Isolation & Dependency
You rely more on their version of reality than your own. They have alienated you from friends and family, constantly criticize your support system, or create drama to drive a wedge between you and others. Over time, they have become your sole emotional reference point.
Shame
You begin to internalize the idea that you’re too sensitive or too emotional. Gaslighters often apologize with blame baked in, saying things like, “I’m sorry you’re so easily offended,” or “I’m sorry that the truth hurts you.” These phrases sound like apologies but are actually designed to make you feel defective.
Invalidation
You feel ‘less than,’ unimportant and your needs and opinions minimized. Your emotions are constantly dismissed. You’re told you’re overreacting or being too dramatic. When you express hurt, they suggest you’re too fragile to handle the truth. Instead of offering comfort, they double down with smug indifference or mocking remarks.
Paranoia
The constant lies leave you wondering if anything you’re told is true. You may begin to mistrust others too, withdrawing from loved ones out of fear or embarrassment. You stop sharing details about your life because explaining your situation feels exhausting, or because you’re afraid people won’t believe you.
Fear
Gaslighters often rely on fear to maintain control. They may raise their voice, threaten to leave you, withhold affection, or use guilt to keep you compliant. You may find yourself apologizing constantly, even when you haven’t done anything wrong.
Psychosis
You feel like you’re losing touch with reality. The gaslighter may deny ever saying things you clearly remember, or change their preferences on a whim and punish you for not keeping up. One day they insist they love strawberries. The next day they claim they hate them and accuse you of being thoughtless for offering them.
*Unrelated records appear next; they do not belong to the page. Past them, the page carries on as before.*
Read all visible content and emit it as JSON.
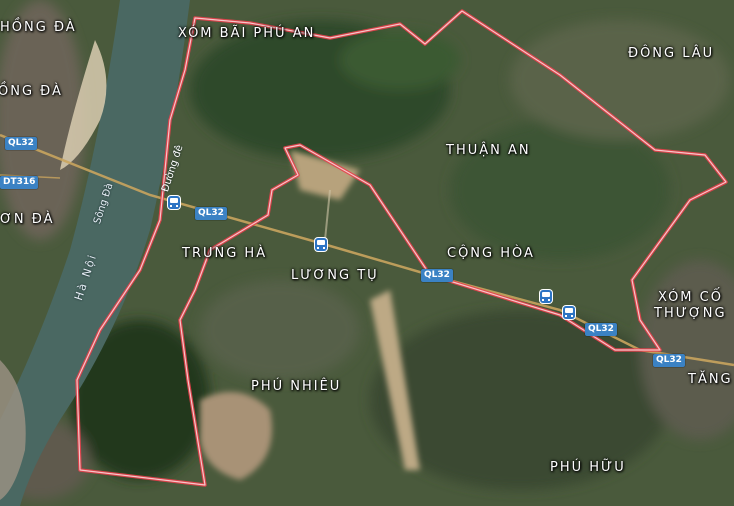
{
  "places": {
    "xom_bai_phu_an": "XÓM BÃI PHÚ AN",
    "hong_da_top": "HỒNG ĐÀ",
    "hong_da_2": "ỒNG ĐÀ",
    "son_da": "ƠN ĐÀ",
    "dong_lau": "ĐÔNG LÂU",
    "thuan_an": "THUẬN AN",
    "trung_ha": "TRUNG HÀ",
    "cong_hoa": "CỘNG HÒA",
    "luong_tu": "LƯƠNG TỤ",
    "xom_co": "XÓM CỐ",
    "thuong": "THƯỢNG",
    "tang": "TĂNG",
    "phu_nhieu": "PHÚ NHIÊU",
    "phu_huu": "PHÚ HỮU"
  },
  "water": {
    "song_da": "Sông Đà",
    "ha_noi": "Hà Nội",
    "duong_de": "Đường đê"
  },
  "roads": {
    "ql32_a": "QL32",
    "ql32_b": "QL32",
    "ql32_c": "QL32",
    "ql32_d": "QL32",
    "ql32_e": "QL32",
    "dt316": "DT316"
  },
  "icons": {
    "bus_stop": "bus-stop-icon"
  },
  "colors": {
    "boundary": "#f2a0a6",
    "road_badge": "#3b82c4",
    "river": "#4a6862"
  }
}
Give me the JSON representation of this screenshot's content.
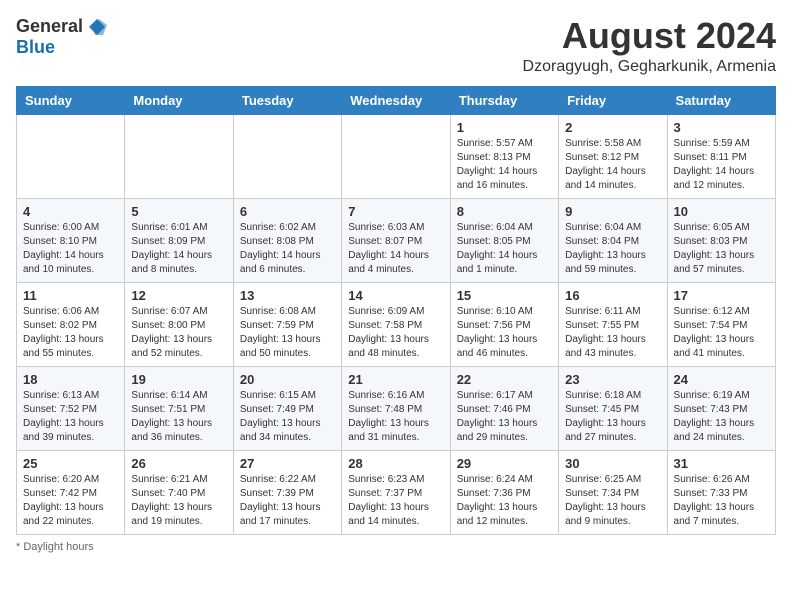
{
  "header": {
    "logo_general": "General",
    "logo_blue": "Blue",
    "month_year": "August 2024",
    "location": "Dzoragyugh, Gegharkunik, Armenia"
  },
  "days_of_week": [
    "Sunday",
    "Monday",
    "Tuesday",
    "Wednesday",
    "Thursday",
    "Friday",
    "Saturday"
  ],
  "footer": {
    "daylight_note": "Daylight hours"
  },
  "weeks": [
    [
      {
        "day": "",
        "info": ""
      },
      {
        "day": "",
        "info": ""
      },
      {
        "day": "",
        "info": ""
      },
      {
        "day": "",
        "info": ""
      },
      {
        "day": "1",
        "info": "Sunrise: 5:57 AM\nSunset: 8:13 PM\nDaylight: 14 hours\nand 16 minutes."
      },
      {
        "day": "2",
        "info": "Sunrise: 5:58 AM\nSunset: 8:12 PM\nDaylight: 14 hours\nand 14 minutes."
      },
      {
        "day": "3",
        "info": "Sunrise: 5:59 AM\nSunset: 8:11 PM\nDaylight: 14 hours\nand 12 minutes."
      }
    ],
    [
      {
        "day": "4",
        "info": "Sunrise: 6:00 AM\nSunset: 8:10 PM\nDaylight: 14 hours\nand 10 minutes."
      },
      {
        "day": "5",
        "info": "Sunrise: 6:01 AM\nSunset: 8:09 PM\nDaylight: 14 hours\nand 8 minutes."
      },
      {
        "day": "6",
        "info": "Sunrise: 6:02 AM\nSunset: 8:08 PM\nDaylight: 14 hours\nand 6 minutes."
      },
      {
        "day": "7",
        "info": "Sunrise: 6:03 AM\nSunset: 8:07 PM\nDaylight: 14 hours\nand 4 minutes."
      },
      {
        "day": "8",
        "info": "Sunrise: 6:04 AM\nSunset: 8:05 PM\nDaylight: 14 hours\nand 1 minute."
      },
      {
        "day": "9",
        "info": "Sunrise: 6:04 AM\nSunset: 8:04 PM\nDaylight: 13 hours\nand 59 minutes."
      },
      {
        "day": "10",
        "info": "Sunrise: 6:05 AM\nSunset: 8:03 PM\nDaylight: 13 hours\nand 57 minutes."
      }
    ],
    [
      {
        "day": "11",
        "info": "Sunrise: 6:06 AM\nSunset: 8:02 PM\nDaylight: 13 hours\nand 55 minutes."
      },
      {
        "day": "12",
        "info": "Sunrise: 6:07 AM\nSunset: 8:00 PM\nDaylight: 13 hours\nand 52 minutes."
      },
      {
        "day": "13",
        "info": "Sunrise: 6:08 AM\nSunset: 7:59 PM\nDaylight: 13 hours\nand 50 minutes."
      },
      {
        "day": "14",
        "info": "Sunrise: 6:09 AM\nSunset: 7:58 PM\nDaylight: 13 hours\nand 48 minutes."
      },
      {
        "day": "15",
        "info": "Sunrise: 6:10 AM\nSunset: 7:56 PM\nDaylight: 13 hours\nand 46 minutes."
      },
      {
        "day": "16",
        "info": "Sunrise: 6:11 AM\nSunset: 7:55 PM\nDaylight: 13 hours\nand 43 minutes."
      },
      {
        "day": "17",
        "info": "Sunrise: 6:12 AM\nSunset: 7:54 PM\nDaylight: 13 hours\nand 41 minutes."
      }
    ],
    [
      {
        "day": "18",
        "info": "Sunrise: 6:13 AM\nSunset: 7:52 PM\nDaylight: 13 hours\nand 39 minutes."
      },
      {
        "day": "19",
        "info": "Sunrise: 6:14 AM\nSunset: 7:51 PM\nDaylight: 13 hours\nand 36 minutes."
      },
      {
        "day": "20",
        "info": "Sunrise: 6:15 AM\nSunset: 7:49 PM\nDaylight: 13 hours\nand 34 minutes."
      },
      {
        "day": "21",
        "info": "Sunrise: 6:16 AM\nSunset: 7:48 PM\nDaylight: 13 hours\nand 31 minutes."
      },
      {
        "day": "22",
        "info": "Sunrise: 6:17 AM\nSunset: 7:46 PM\nDaylight: 13 hours\nand 29 minutes."
      },
      {
        "day": "23",
        "info": "Sunrise: 6:18 AM\nSunset: 7:45 PM\nDaylight: 13 hours\nand 27 minutes."
      },
      {
        "day": "24",
        "info": "Sunrise: 6:19 AM\nSunset: 7:43 PM\nDaylight: 13 hours\nand 24 minutes."
      }
    ],
    [
      {
        "day": "25",
        "info": "Sunrise: 6:20 AM\nSunset: 7:42 PM\nDaylight: 13 hours\nand 22 minutes."
      },
      {
        "day": "26",
        "info": "Sunrise: 6:21 AM\nSunset: 7:40 PM\nDaylight: 13 hours\nand 19 minutes."
      },
      {
        "day": "27",
        "info": "Sunrise: 6:22 AM\nSunset: 7:39 PM\nDaylight: 13 hours\nand 17 minutes."
      },
      {
        "day": "28",
        "info": "Sunrise: 6:23 AM\nSunset: 7:37 PM\nDaylight: 13 hours\nand 14 minutes."
      },
      {
        "day": "29",
        "info": "Sunrise: 6:24 AM\nSunset: 7:36 PM\nDaylight: 13 hours\nand 12 minutes."
      },
      {
        "day": "30",
        "info": "Sunrise: 6:25 AM\nSunset: 7:34 PM\nDaylight: 13 hours\nand 9 minutes."
      },
      {
        "day": "31",
        "info": "Sunrise: 6:26 AM\nSunset: 7:33 PM\nDaylight: 13 hours\nand 7 minutes."
      }
    ]
  ]
}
You’re chastised for making wheat spaghetti because they’re allergic, then criticized for making rice pasta because they “only eat wheat.” Your reality is constantly being rewritten.
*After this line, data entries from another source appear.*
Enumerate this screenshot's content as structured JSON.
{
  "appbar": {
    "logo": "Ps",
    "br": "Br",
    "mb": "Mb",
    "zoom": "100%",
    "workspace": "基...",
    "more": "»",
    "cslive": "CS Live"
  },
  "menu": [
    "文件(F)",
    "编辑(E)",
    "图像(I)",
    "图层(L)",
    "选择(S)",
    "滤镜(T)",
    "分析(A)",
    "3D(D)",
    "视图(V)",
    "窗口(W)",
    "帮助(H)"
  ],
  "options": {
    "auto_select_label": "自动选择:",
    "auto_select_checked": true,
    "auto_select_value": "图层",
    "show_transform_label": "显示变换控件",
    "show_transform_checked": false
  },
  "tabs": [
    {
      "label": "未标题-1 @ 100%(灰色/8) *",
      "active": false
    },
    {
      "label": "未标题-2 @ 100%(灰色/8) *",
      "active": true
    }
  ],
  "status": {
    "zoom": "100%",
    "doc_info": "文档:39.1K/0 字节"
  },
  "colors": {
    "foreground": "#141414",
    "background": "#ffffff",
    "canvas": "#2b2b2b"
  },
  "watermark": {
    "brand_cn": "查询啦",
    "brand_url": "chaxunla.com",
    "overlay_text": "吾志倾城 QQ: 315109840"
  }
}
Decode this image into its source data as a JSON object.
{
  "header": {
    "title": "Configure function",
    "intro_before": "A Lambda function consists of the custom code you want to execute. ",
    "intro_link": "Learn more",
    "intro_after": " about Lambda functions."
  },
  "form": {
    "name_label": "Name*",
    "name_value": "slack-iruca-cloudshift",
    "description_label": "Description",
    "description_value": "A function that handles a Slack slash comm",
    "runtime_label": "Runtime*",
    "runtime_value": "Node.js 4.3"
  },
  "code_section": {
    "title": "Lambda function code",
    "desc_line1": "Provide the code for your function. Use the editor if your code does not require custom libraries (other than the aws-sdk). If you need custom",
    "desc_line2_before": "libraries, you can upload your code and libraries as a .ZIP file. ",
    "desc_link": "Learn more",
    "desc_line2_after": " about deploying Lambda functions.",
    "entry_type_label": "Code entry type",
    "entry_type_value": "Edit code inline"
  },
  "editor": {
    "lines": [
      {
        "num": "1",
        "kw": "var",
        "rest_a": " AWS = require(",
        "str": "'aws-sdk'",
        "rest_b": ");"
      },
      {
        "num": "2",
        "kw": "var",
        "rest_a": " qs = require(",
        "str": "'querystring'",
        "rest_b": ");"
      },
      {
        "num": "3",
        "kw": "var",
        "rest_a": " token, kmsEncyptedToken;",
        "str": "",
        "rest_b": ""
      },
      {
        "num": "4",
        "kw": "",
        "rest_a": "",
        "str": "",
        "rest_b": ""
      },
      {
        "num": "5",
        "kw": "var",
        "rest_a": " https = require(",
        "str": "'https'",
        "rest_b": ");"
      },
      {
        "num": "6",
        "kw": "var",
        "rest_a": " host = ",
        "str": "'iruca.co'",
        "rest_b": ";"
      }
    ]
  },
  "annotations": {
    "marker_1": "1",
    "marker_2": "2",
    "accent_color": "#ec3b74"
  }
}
If any of this resonates with you, know that you’re not alone, and you’re not imagining things. Part of the gaslighter’s manipulation is to make you feel like you can’t escape. That you won’t find another partner. That you can’t get another job. That you are too weak to make it on your own.
None of that is true. You are strong. You are capable. And you are worthy of love, clarity, and peace.
Start by confiding in someone you trust. Find support, whether that’s a friend, therapist, psychic, or online community. Someone who can help you remember who you truly are. Someone who will remind you that you are not crazy, and that your experiences are real.
The person who gaslights you is not doing so out of strength, but out of deep-seated insecurity and self-loathing. Truly confident people uplift those around them. They celebrate your wins and offer comfort in your lows. They do not belittle, manipulate, or confuse.
Gaslighting is not love. It’s control masquerading as concern. It’s cruelty disguised as honesty. Life is too precious to be lived in someone else’s distorted mirror. You deserve to feel seen, heard, and safe. You deserve better.